D
High Risk

Google Gemini

Chatbot

by Google · gemini.google.com

"Google already had all your data. Now it has a chatbot that can actually use it."

High Risk Published March 15, 2026

Overview

Google Gemini (formerly Bard, formerly LaMDA, formerly whatever Google was calling it that quarter) is Google’s answer to ChatGPT. It comes integrated into Google Search, Gmail, Google Docs, Google Sheets, Android, and Chrome. If you use any Google product — and you almost certainly do — Gemini is now embedded in your workflow whether you asked for it or not.

The product is capable. Multimodal from launch, it handles text, images, audio, and video. The Ultra model competes with GPT-4. The integration with Google’s ecosystem gives it access to your email, your calendar, your documents, your photos, your location history, and your search history. That’s not just an AI assistant. That’s an AI assistant with a 15-year head start on knowing everything about you.

Google has spent the last two decades building the most comprehensive profile of human behavior ever assembled. Gemini is the tool that operationalizes that profile.

What It Knows About You

This is where it gets uncomfortable. Google already knows:

  • Every search you’ve ever made (unless you manually deleted it)
  • Every email you’ve sent and received via Gmail
  • Every document in your Google Drive
  • Everywhere you’ve been (Google Maps location history)
  • Every YouTube video you’ve watched
  • Every photo you’ve stored in Google Photos
  • Every website you’ve visited in Chrome
  • Every app on your Android phone
  • Your contacts, your calendar, your voice (via Google Assistant recordings)

Gemini can now synthesize all of this. When you ask Gemini a question, it doesn’t just search the web — it searches you. “When is my dentist appointment?” pulls from your email and calendar. “What did I photograph in Paris?” pulls from your Photos. “Summarize that article I was reading” pulls from your Chrome history.

The convenience is extraordinary. The surveillance is total.

Google’s privacy policy for Gemini states that human reviewers may read your conversations. Conversations with Gemini are retained for up to 3 years. Even if you turn off Gemini activity, Google retains data for an unspecified period for “safety and abuse” purposes.

The Real Risks

Privacy is off the charts. No other AI product has access to a data profile this comprehensive. OpenAI knows what you type into ChatGPT. Google knows what you type into everything.
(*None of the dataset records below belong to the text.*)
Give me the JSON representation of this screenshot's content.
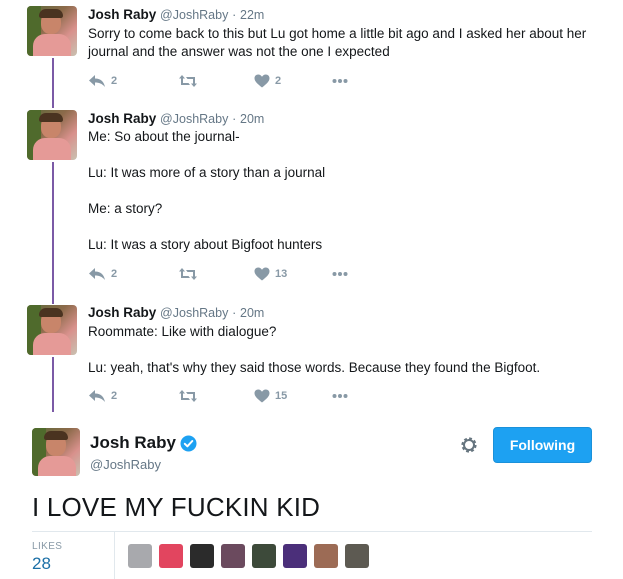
{
  "thread": [
    {
      "name": "Josh Raby",
      "handle": "@JoshRaby",
      "sep": "·",
      "time": "22m",
      "paragraphs": [
        "Sorry to come back to this but Lu got home a little bit ago and I asked her about her journal and the answer was not the one I expected"
      ],
      "replies": "2",
      "retweets": "",
      "likes": "2"
    },
    {
      "name": "Josh Raby",
      "handle": "@JoshRaby",
      "sep": "·",
      "time": "20m",
      "paragraphs": [
        "Me: So about the journal-",
        "Lu: It was more of a story than a journal",
        "Me: a story?",
        "Lu: It was a story about Bigfoot hunters"
      ],
      "replies": "2",
      "retweets": "",
      "likes": "13"
    },
    {
      "name": "Josh Raby",
      "handle": "@JoshRaby",
      "sep": "·",
      "time": "20m",
      "paragraphs": [
        "Roommate: Like with dialogue?",
        "Lu: yeah, that's why they said those words. Because they found the Bigfoot."
      ],
      "replies": "2",
      "retweets": "",
      "likes": "15"
    }
  ],
  "main_tweet": {
    "name": "Josh Raby",
    "handle": "@JoshRaby",
    "follow_label": "Following",
    "text": "I LOVE MY FUCKIN KID",
    "likes_label": "LIKES",
    "likes_count": "28",
    "liker_colors": [
      "#a8a9ad",
      "#e2455f",
      "#2b2b2b",
      "#6b4a5e",
      "#3d4a3a",
      "#4b2f7a",
      "#9c6b55",
      "#5d5a52"
    ]
  },
  "colors": {
    "thread_line": "#7b5aa6",
    "accent": "#1da1f2",
    "muted": "#8899a6"
  },
  "icons": [
    "reply-icon",
    "retweet-icon",
    "heart-icon",
    "more-icon",
    "verified-icon",
    "gear-icon"
  ]
}
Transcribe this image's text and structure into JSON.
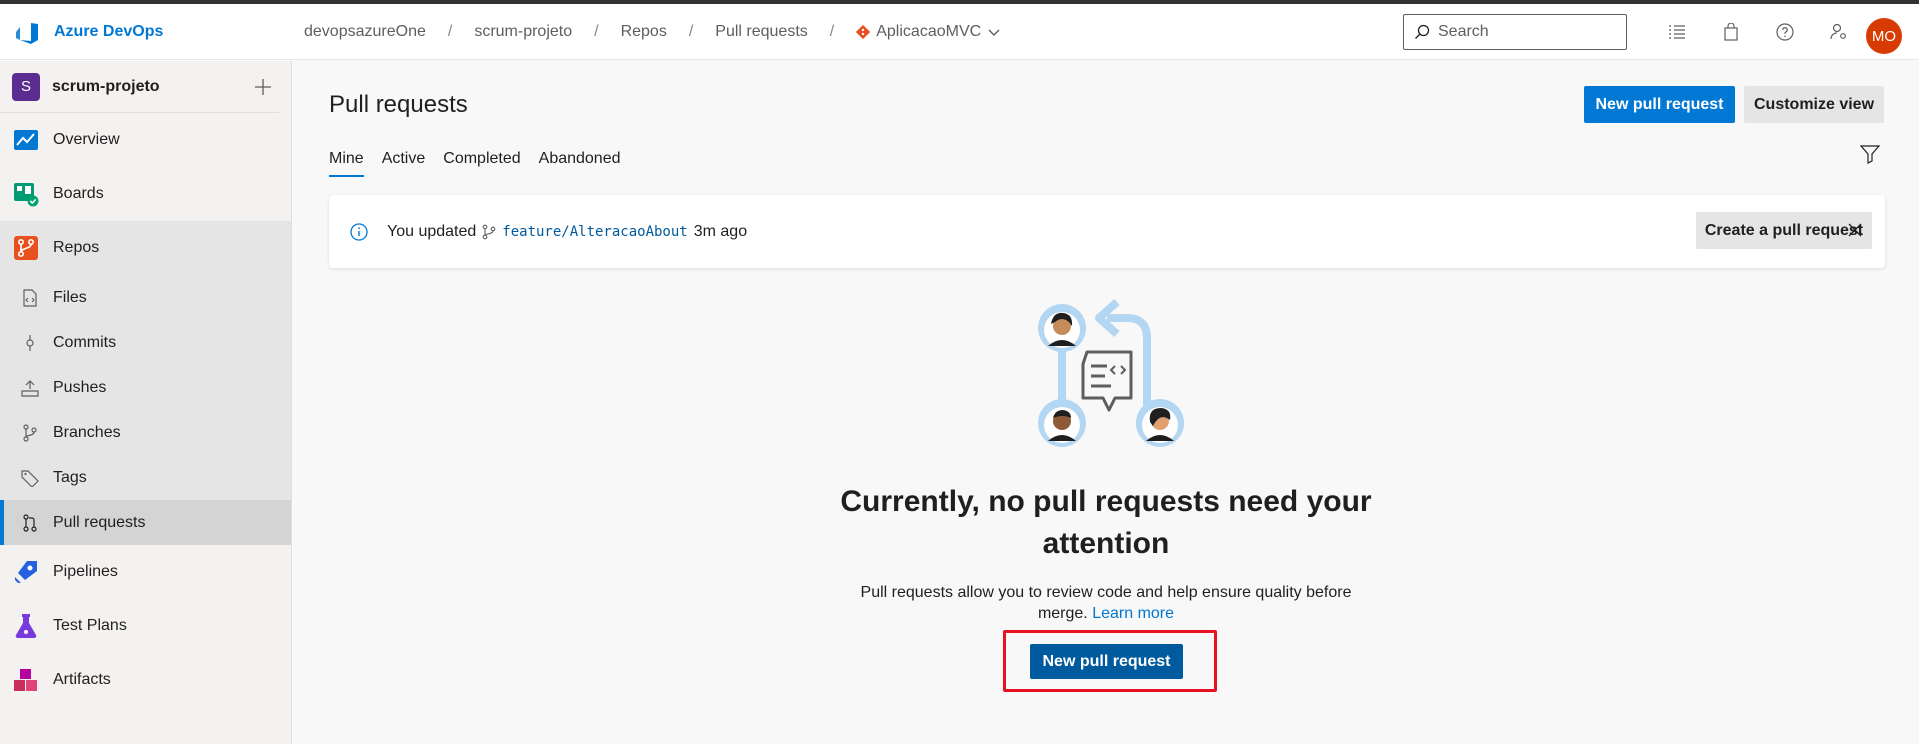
{
  "app": {
    "name": "Azure DevOps"
  },
  "breadcrumbs": [
    "devopsazureOne",
    "scrum-projeto",
    "Repos",
    "Pull requests"
  ],
  "repo_selector": {
    "label": "AplicacaoMVC"
  },
  "search": {
    "placeholder": "Search"
  },
  "user": {
    "initials": "MO"
  },
  "project": {
    "initial": "S",
    "name": "scrum-projeto"
  },
  "nav": {
    "overview": "Overview",
    "boards": "Boards",
    "repos": "Repos",
    "repos_sub": [
      "Files",
      "Commits",
      "Pushes",
      "Branches",
      "Tags",
      "Pull requests"
    ],
    "pipelines": "Pipelines",
    "test_plans": "Test Plans",
    "artifacts": "Artifacts"
  },
  "page": {
    "title": "Pull requests",
    "new_pr_button": "New pull request",
    "customize_button": "Customize view",
    "tabs": [
      "Mine",
      "Active",
      "Completed",
      "Abandoned"
    ],
    "active_tab": "Mine"
  },
  "banner": {
    "prefix": "You updated",
    "branch": "feature/AlteracaoAbout",
    "suffix": "3m ago",
    "button": "Create a pull request"
  },
  "empty_state": {
    "title": "Currently, no pull requests need your attention",
    "description": "Pull requests allow you to review code and help ensure quality before merge.",
    "learn_more": "Learn more",
    "button": "New pull request"
  },
  "colors": {
    "accent": "#0078d4",
    "highlight": "#e81123",
    "avatar": "#d83b01",
    "project_badge": "#5c2d91"
  }
}
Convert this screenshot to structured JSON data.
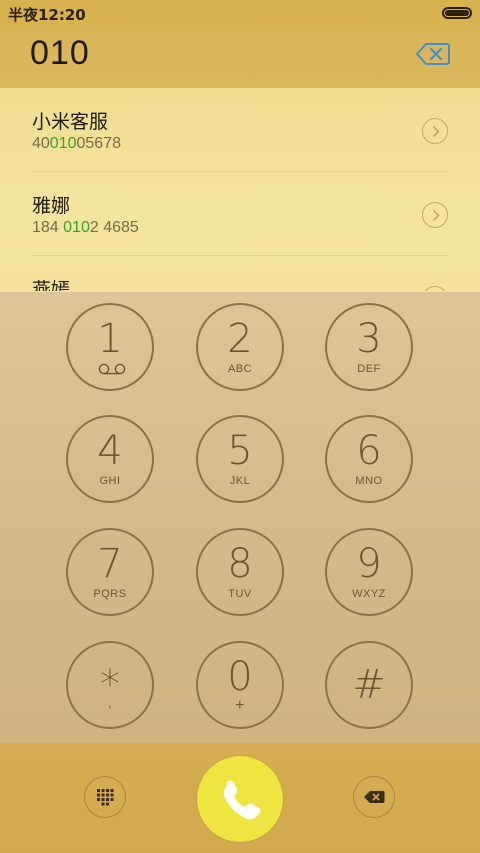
{
  "status_bar": {
    "time": "半夜12:20"
  },
  "header": {
    "typed_number": "010"
  },
  "results": [
    {
      "name": "小米客服",
      "number_pre": "40",
      "number_match": "010",
      "number_post": "05678"
    },
    {
      "name": "雅娜",
      "number_pre": "184 ",
      "number_match": "010",
      "number_post": "2 4685"
    },
    {
      "name": "燕嫣",
      "number_pre": "",
      "number_match": "",
      "number_post": ""
    }
  ],
  "keys": [
    {
      "digit": "1",
      "letters": ""
    },
    {
      "digit": "2",
      "letters": "ABC"
    },
    {
      "digit": "3",
      "letters": "DEF"
    },
    {
      "digit": "4",
      "letters": "GHI"
    },
    {
      "digit": "5",
      "letters": "JKL"
    },
    {
      "digit": "6",
      "letters": "MNO"
    },
    {
      "digit": "7",
      "letters": "PQRS"
    },
    {
      "digit": "8",
      "letters": "TUV"
    },
    {
      "digit": "9",
      "letters": "WXYZ"
    },
    {
      "digit": "*",
      "letters": ","
    },
    {
      "digit": "0",
      "letters": "+"
    },
    {
      "digit": "#",
      "letters": ""
    }
  ],
  "colors": {
    "match_highlight": "#36a22a",
    "call_button": "#efe540",
    "accent_blue": "#3e8fd0"
  },
  "icons": {
    "voicemail": "voicemail-icon",
    "backspace": "backspace-icon",
    "dialpad": "dialpad-icon",
    "phone": "phone-icon"
  }
}
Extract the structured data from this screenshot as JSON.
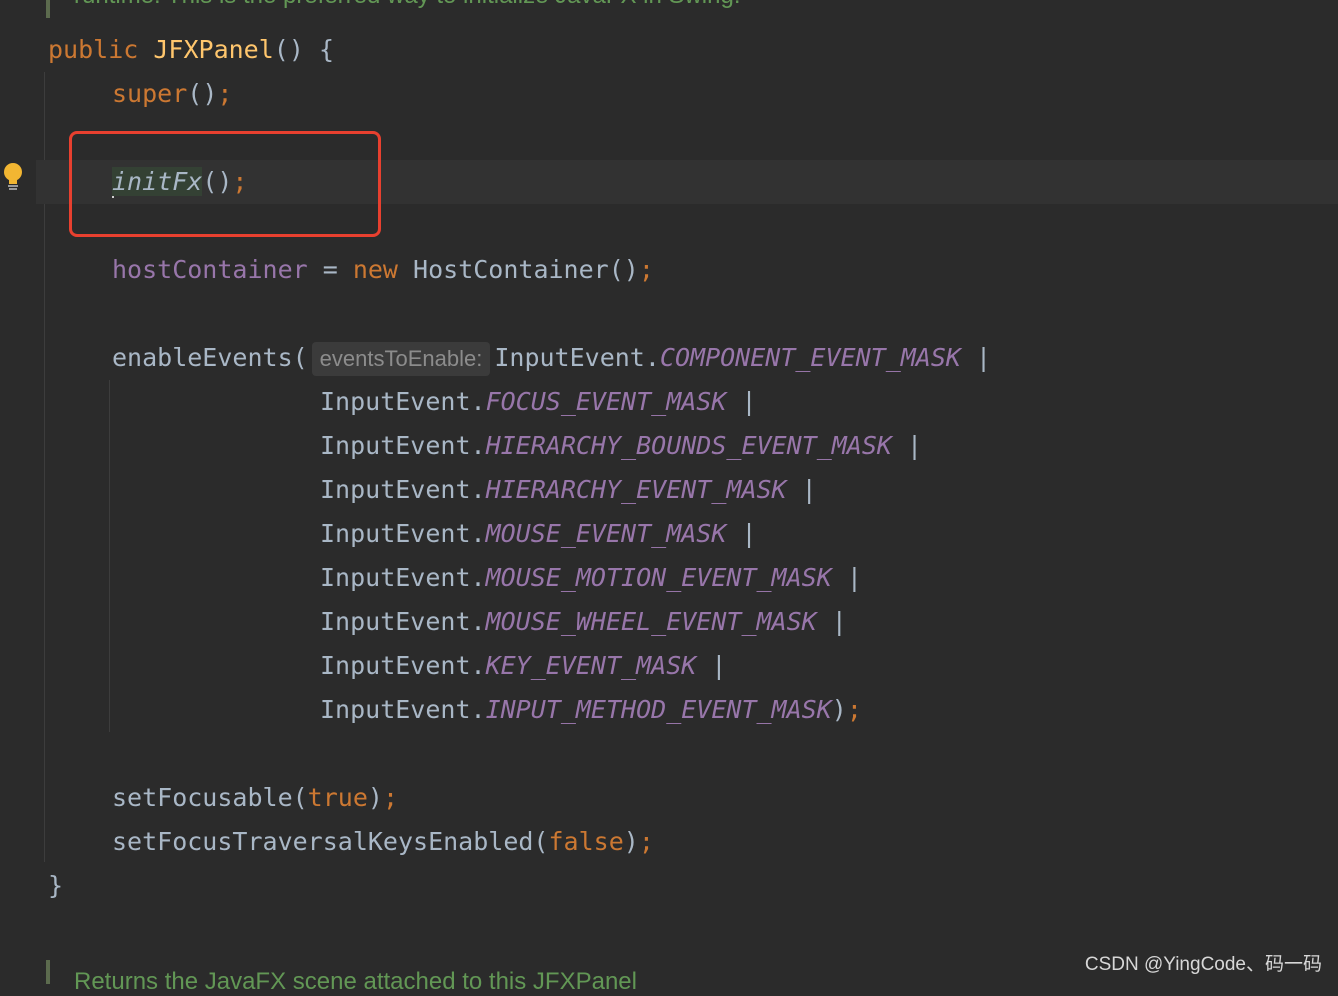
{
  "editor": {
    "doc_top": "runtime. This is the preferred way to initialize JavaFX in Swing.",
    "doc_bottom": "Returns the JavaFX scene attached to this JFXPanel",
    "code": {
      "l1_kw": "public",
      "l1_name": "JFXPanel",
      "l1_rest": "() {",
      "l2_kw": "super",
      "l2_rest": "()",
      "l2_semi": ";",
      "l3_call": "initFx",
      "l3_rest": "()",
      "l3_semi": ";",
      "l4_field": "hostContainer",
      "l4_eq": " = ",
      "l4_kw": "new",
      "l4_rest": " HostContainer()",
      "l4_semi": ";",
      "l5_call": "enableEvents(",
      "l5_hint": "eventsToEnable:",
      "cls": "InputEvent.",
      "masks": [
        {
          "name": "COMPONENT_EVENT_MASK",
          "tail": " |"
        },
        {
          "name": "FOCUS_EVENT_MASK",
          "tail": " |"
        },
        {
          "name": "HIERARCHY_BOUNDS_EVENT_MASK",
          "tail": " |"
        },
        {
          "name": "HIERARCHY_EVENT_MASK",
          "tail": " |"
        },
        {
          "name": "MOUSE_EVENT_MASK",
          "tail": " |"
        },
        {
          "name": "MOUSE_MOTION_EVENT_MASK",
          "tail": " |"
        },
        {
          "name": "MOUSE_WHEEL_EVENT_MASK",
          "tail": " |"
        },
        {
          "name": "KEY_EVENT_MASK",
          "tail": " |"
        },
        {
          "name": "INPUT_METHOD_EVENT_MASK",
          "tail": ")"
        }
      ],
      "l_final_semi": ";",
      "l6_call": "setFocusable(",
      "l6_kw": "true",
      "l6_rest": ")",
      "l6_semi": ";",
      "l7_call": "setFocusTraversalKeysEnabled(",
      "l7_kw": "false",
      "l7_rest": ")",
      "l7_semi": ";",
      "l8": "}"
    }
  },
  "gutter": {
    "intention_icon": "lightbulb-icon"
  },
  "annotation": {
    "box_color": "#e8402f"
  },
  "watermark": "CSDN @YingCode、码一码",
  "colors": {
    "background": "#2b2b2b",
    "keyword": "#cc7832",
    "method_decl": "#ffc66d",
    "field": "#9876aa",
    "text": "#a9b7c6",
    "doc_comment": "#629755"
  }
}
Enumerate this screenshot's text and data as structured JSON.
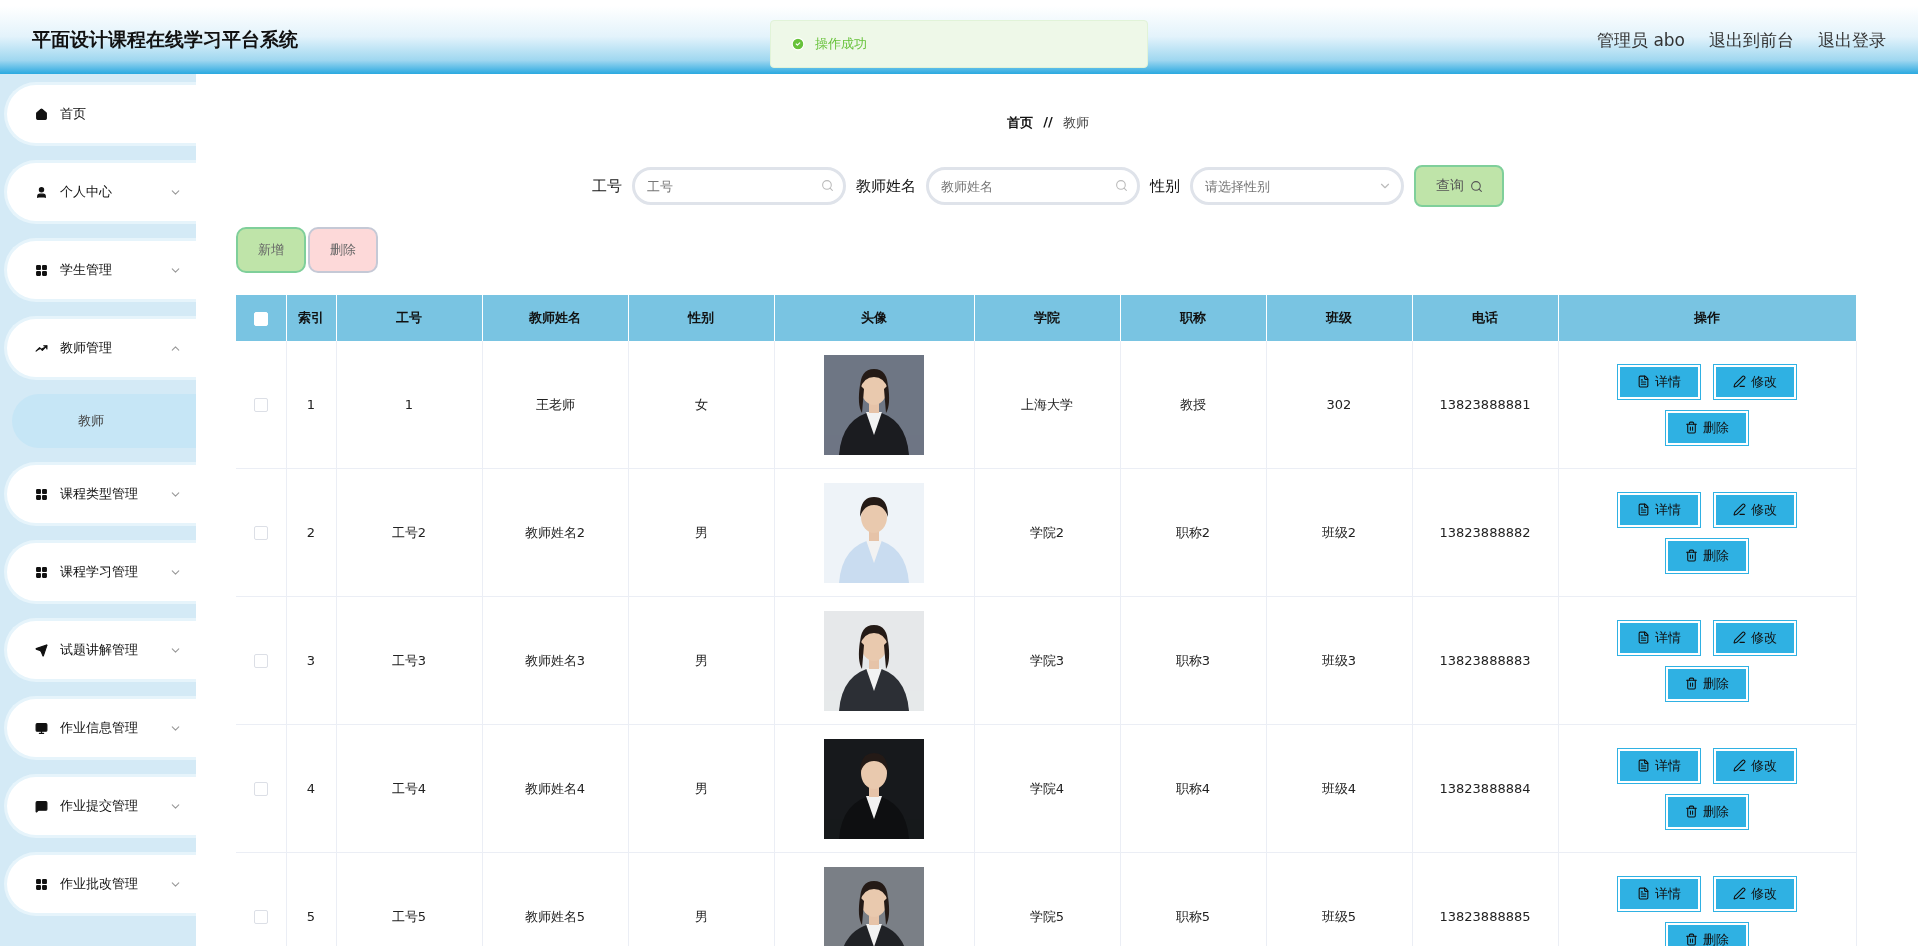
{
  "header": {
    "title": "平面设计课程在线学习平台系统",
    "user": "管理员 abo",
    "links": [
      "退出到前台",
      "退出登录"
    ]
  },
  "toast": {
    "text": "操作成功"
  },
  "sidebar": {
    "items": [
      {
        "label": "首页",
        "kind": "home"
      },
      {
        "label": "个人中心",
        "kind": "user",
        "expandable": true,
        "expanded": false
      },
      {
        "label": "学生管理",
        "kind": "grid",
        "expandable": true,
        "expanded": false
      },
      {
        "label": "教师管理",
        "kind": "chart",
        "expandable": true,
        "expanded": true,
        "children": [
          {
            "label": "教师",
            "selected": true
          }
        ]
      },
      {
        "label": "课程类型管理",
        "kind": "grid",
        "expandable": true,
        "expanded": false
      },
      {
        "label": "课程学习管理",
        "kind": "grid",
        "expandable": true,
        "expanded": false
      },
      {
        "label": "试题讲解管理",
        "kind": "send",
        "expandable": true,
        "expanded": false
      },
      {
        "label": "作业信息管理",
        "kind": "monitor",
        "expandable": true,
        "expanded": false
      },
      {
        "label": "作业提交管理",
        "kind": "message",
        "expandable": true,
        "expanded": false
      },
      {
        "label": "作业批改管理",
        "kind": "grid",
        "expandable": true,
        "expanded": false
      }
    ]
  },
  "breadcrumb": [
    "首页",
    "//",
    "教师"
  ],
  "search": {
    "fields": [
      {
        "label": "工号",
        "kind": "text",
        "placeholder": "工号"
      },
      {
        "label": "教师姓名",
        "kind": "text",
        "placeholder": "教师姓名"
      },
      {
        "label": "性别",
        "kind": "select",
        "placeholder": "请选择性别"
      }
    ],
    "button": "查询"
  },
  "actions": [
    {
      "label": "新增",
      "kind": "add"
    },
    {
      "label": "删除",
      "kind": "delete"
    }
  ],
  "table": {
    "columns": [
      "索引",
      "工号",
      "教师姓名",
      "性别",
      "头像",
      "学院",
      "职称",
      "班级",
      "电话",
      "操作"
    ],
    "all_checked": false,
    "rows": [
      {
        "checked": false,
        "cells": [
          "1",
          "1",
          "王老师",
          "女"
        ],
        "photo": {
          "kind": "picture"
        },
        "rest": [
          "上海大学",
          "教授",
          "302",
          "13823888881"
        ],
        "actions": [
          "详情",
          "修改",
          "删除"
        ]
      },
      {
        "checked": false,
        "cells": [
          "2",
          "工号2",
          "教师姓名2",
          "男"
        ],
        "photo": {
          "kind": "picture"
        },
        "rest": [
          "学院2",
          "职称2",
          "班级2",
          "13823888882"
        ],
        "actions": [
          "详情",
          "修改",
          "删除"
        ]
      },
      {
        "checked": false,
        "cells": [
          "3",
          "工号3",
          "教师姓名3",
          "男"
        ],
        "photo": {
          "kind": "picture"
        },
        "rest": [
          "学院3",
          "职称3",
          "班级3",
          "13823888883"
        ],
        "actions": [
          "详情",
          "修改",
          "删除"
        ]
      },
      {
        "checked": false,
        "cells": [
          "4",
          "工号4",
          "教师姓名4",
          "男"
        ],
        "photo": {
          "kind": "picture"
        },
        "rest": [
          "学院4",
          "职称4",
          "班级4",
          "13823888884"
        ],
        "actions": [
          "详情",
          "修改",
          "删除"
        ]
      },
      {
        "checked": false,
        "cells": [
          "5",
          "工号5",
          "教师姓名5",
          "男"
        ],
        "photo": {
          "kind": "picture"
        },
        "rest": [
          "学院5",
          "职称5",
          "班级5",
          "13823888885"
        ],
        "actions": [
          "详情",
          "修改",
          "删除"
        ]
      }
    ]
  }
}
Gemini is the synthesis layer that turns 20 years of passive data collection into active data utilization. The company that reads your email now has an AI that understands it.

Autonomy erosion runs deep. Gemini isn’t a tool you open — it’s embedded into products you already use. AI summaries appear in your search results whether you want them or not. Gemini suggests replies in Gmail, generates text in Docs, creates formulas in Sheets. Each integration makes Google’s AI more present and your own thinking less necessary. You didn’t subscribe to an AI service. Google simply started doing your thinking for you.

Lock-in is Google’s core strategy. Gmail. Drive. Photos. Maps. Calendar. Chrome. Android. Each product is free. Each product creates dependency. Each product feeds data to every other product. Leaving Google means leaving your email, your documents, your photos, your maps, your browser, and your phone. Adding Gemini to this stack doesn’t increase lock-in — it weaponizes it. The AI makes every Google product better, which makes leaving even harder.

Bias is measurable and documented. Google’s AI has produced racially inaccurate historical images, refused to generate certain content while freely generating others, and exhibited political leanings in its responses. The February 2024 Gemini image generation controversy — where the model refused to generate images of white people in historical contexts — revealed both bias problems and overcorrection problems. The underlying issue: Google is training AI on a biased internet and then applying crude filters to hide the bias rather than address it.

Search quality is degrading. Google’s AI Overviews — AI-generated summaries at the top of search results — have recommended eating rocks, adding glue to pizza, and other dangerous hallucinations. These appear above actual sources, reducing traffic to the websites that provide accurate information. Google is using AI to disintermediate the web that makes Google useful.

Alternatives

  • DuckDuckGo: Private search without data profiling. No AI synthesis of your life history.
  • ProtonMail + Proton Drive: Privacy-first alternatives to Gmail and Google Drive. End-to-end encrypted.
  • Apple ecosystem: iCloud, Apple Maps, Safari. Apple’s business model is hardware, not advertising. Privacy is better, though you’re trading one walled garden for another.
  • Self-hosted alternatives: Nextcloud for files, Thunderbird for email. More effort. More freedom.

Our Verdict

Google Gemini earns a D, and it’s a hard D. The product is powerful, the integration is seamless, and that’s exactly the problem. You can opt out of ChatGPT by not visiting the website. You cannot opt out of Gemini without opting out of Google, and opting out of Google in 2026 requires the kind of sustained technical effort most people can’t manage. Google spent two decades collecting your data. Now it has an AI that can use it. The most dangerous AI product isn’t the one you choose to use — it’s the one you can’t avoid.